2
$\begingroup$

Verify that $E( X(t) X(s) | X(0)=0 ) = min (t, s)$, where $X(t)$ is standard Brownian motion. I don't know where to start. Thanks!

  • 0
    What is the definition of a Brownian motion in your textbook? (My question is motivated by your reaction to Nate's hint.)2011-04-25
  • 0
    @Didier: My book is very difficult, and we don't use it too much.2011-04-28

2 Answers 2

5

Hint: if $t > s$, write $X(t) = X(s) + (X(t) - X(s))$.

  • 0
    @Nate: Thanks.
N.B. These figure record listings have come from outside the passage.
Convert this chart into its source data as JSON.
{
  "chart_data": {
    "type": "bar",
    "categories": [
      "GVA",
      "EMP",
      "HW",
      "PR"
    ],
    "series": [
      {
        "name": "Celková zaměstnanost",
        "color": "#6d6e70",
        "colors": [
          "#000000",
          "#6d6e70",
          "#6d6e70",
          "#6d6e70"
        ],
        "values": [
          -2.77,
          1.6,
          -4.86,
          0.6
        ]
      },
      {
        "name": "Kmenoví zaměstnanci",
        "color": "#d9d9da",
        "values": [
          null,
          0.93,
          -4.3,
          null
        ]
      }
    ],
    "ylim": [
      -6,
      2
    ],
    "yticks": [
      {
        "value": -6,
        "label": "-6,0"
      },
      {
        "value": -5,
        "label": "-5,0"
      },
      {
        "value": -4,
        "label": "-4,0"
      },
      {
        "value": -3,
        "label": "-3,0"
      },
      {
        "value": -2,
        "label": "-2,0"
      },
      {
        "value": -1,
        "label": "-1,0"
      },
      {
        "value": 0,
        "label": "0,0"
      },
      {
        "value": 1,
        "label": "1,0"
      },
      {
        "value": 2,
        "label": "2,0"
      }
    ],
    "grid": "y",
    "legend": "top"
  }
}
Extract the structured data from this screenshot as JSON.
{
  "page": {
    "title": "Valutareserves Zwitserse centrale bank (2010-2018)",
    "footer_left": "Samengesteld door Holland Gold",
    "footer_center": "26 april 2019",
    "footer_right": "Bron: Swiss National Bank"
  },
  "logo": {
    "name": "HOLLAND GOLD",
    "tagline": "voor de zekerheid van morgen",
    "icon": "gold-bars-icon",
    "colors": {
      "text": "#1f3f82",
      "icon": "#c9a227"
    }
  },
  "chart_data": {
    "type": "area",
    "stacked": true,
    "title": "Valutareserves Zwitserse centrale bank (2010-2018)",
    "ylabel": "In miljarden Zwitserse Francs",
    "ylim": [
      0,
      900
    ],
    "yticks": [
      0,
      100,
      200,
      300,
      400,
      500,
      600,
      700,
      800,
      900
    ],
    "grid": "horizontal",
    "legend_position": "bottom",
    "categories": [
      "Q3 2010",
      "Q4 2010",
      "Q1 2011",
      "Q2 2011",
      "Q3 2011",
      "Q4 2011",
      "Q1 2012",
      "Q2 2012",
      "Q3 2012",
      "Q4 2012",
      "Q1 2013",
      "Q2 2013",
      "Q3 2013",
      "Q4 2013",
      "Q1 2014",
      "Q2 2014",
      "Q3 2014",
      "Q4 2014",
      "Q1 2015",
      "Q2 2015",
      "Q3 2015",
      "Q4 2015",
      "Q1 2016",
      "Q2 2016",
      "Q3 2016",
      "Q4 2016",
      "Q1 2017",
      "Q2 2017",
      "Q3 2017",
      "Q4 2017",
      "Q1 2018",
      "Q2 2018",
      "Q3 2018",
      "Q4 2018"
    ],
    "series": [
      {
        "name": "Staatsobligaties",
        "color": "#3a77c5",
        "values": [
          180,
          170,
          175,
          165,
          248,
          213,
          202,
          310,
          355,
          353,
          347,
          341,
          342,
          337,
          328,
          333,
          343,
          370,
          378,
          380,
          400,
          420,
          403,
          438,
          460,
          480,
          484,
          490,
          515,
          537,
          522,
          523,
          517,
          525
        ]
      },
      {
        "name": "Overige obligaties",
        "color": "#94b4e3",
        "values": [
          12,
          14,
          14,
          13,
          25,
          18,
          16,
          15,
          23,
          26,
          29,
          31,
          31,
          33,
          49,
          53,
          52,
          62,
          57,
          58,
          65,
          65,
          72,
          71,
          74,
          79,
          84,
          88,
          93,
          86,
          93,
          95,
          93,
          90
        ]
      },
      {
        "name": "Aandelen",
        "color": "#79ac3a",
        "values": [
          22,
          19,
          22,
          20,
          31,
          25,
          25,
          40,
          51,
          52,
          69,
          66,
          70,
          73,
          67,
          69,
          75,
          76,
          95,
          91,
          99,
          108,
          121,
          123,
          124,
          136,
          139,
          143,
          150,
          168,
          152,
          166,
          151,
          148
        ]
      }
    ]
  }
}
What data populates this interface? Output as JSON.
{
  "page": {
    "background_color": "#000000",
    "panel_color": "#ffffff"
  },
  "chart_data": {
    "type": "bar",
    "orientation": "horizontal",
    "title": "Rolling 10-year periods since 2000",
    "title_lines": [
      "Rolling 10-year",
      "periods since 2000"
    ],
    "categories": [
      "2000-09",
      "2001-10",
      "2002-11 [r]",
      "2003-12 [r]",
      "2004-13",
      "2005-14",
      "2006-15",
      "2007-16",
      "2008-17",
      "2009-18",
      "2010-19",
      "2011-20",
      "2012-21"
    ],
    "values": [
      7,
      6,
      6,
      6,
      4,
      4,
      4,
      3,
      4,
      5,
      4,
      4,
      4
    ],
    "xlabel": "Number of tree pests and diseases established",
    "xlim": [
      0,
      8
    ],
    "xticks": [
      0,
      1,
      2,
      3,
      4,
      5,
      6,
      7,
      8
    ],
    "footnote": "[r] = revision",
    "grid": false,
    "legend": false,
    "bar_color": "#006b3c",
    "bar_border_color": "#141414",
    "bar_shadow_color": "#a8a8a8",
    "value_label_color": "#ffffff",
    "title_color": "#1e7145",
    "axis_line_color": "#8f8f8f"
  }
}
Can you show a few more steps?2011-04-25
  • 0
    @user9636: If $t>s$ then $X(s)$ and $X(t)-X(s)$ are independent standard Brownian motions. This may be useful when you take the expectation of their product.2011-04-25
  • 1
    @Henry Sorry but $X(s)$ and $X(t)-X(s)$ are **not** Brownian motions. They are independent centered Gaussian random variables (with respective variance $s$ and $t-s$).2011-04-25
  • 0
    @Didier: True enough, I was careless when abusing the language in the question. I was concentrating on independent and zero mean.2011-04-25
  • 0
    @Nate: Thanks for your hint. Finally, it was useful. I got it.2011-04-28
  • 0
    @Didier: Thank you for further explanation.2011-04-28
0

Brownian motion has independent increments and $X(t)$ $\sim$ $N(0,t)$, given that it starts from 0. Independent increment also means that $X(t)-X(s)$ is independent of $X(s)$, given that t>s. Therefore you can write $X(t)=X(t)-X(s)+X(s)$ Which gives you the formula of expectation that $$E(X(t)-X(s)+X(s))(X(s))=E((X(t)-X(s))X(s))+E(X^2(s))$$ $$=E(X(t)-X(s))E(X(s))+E(X^2(s))=0+s=s.$$ And the case where $s>t$ is done in the same way.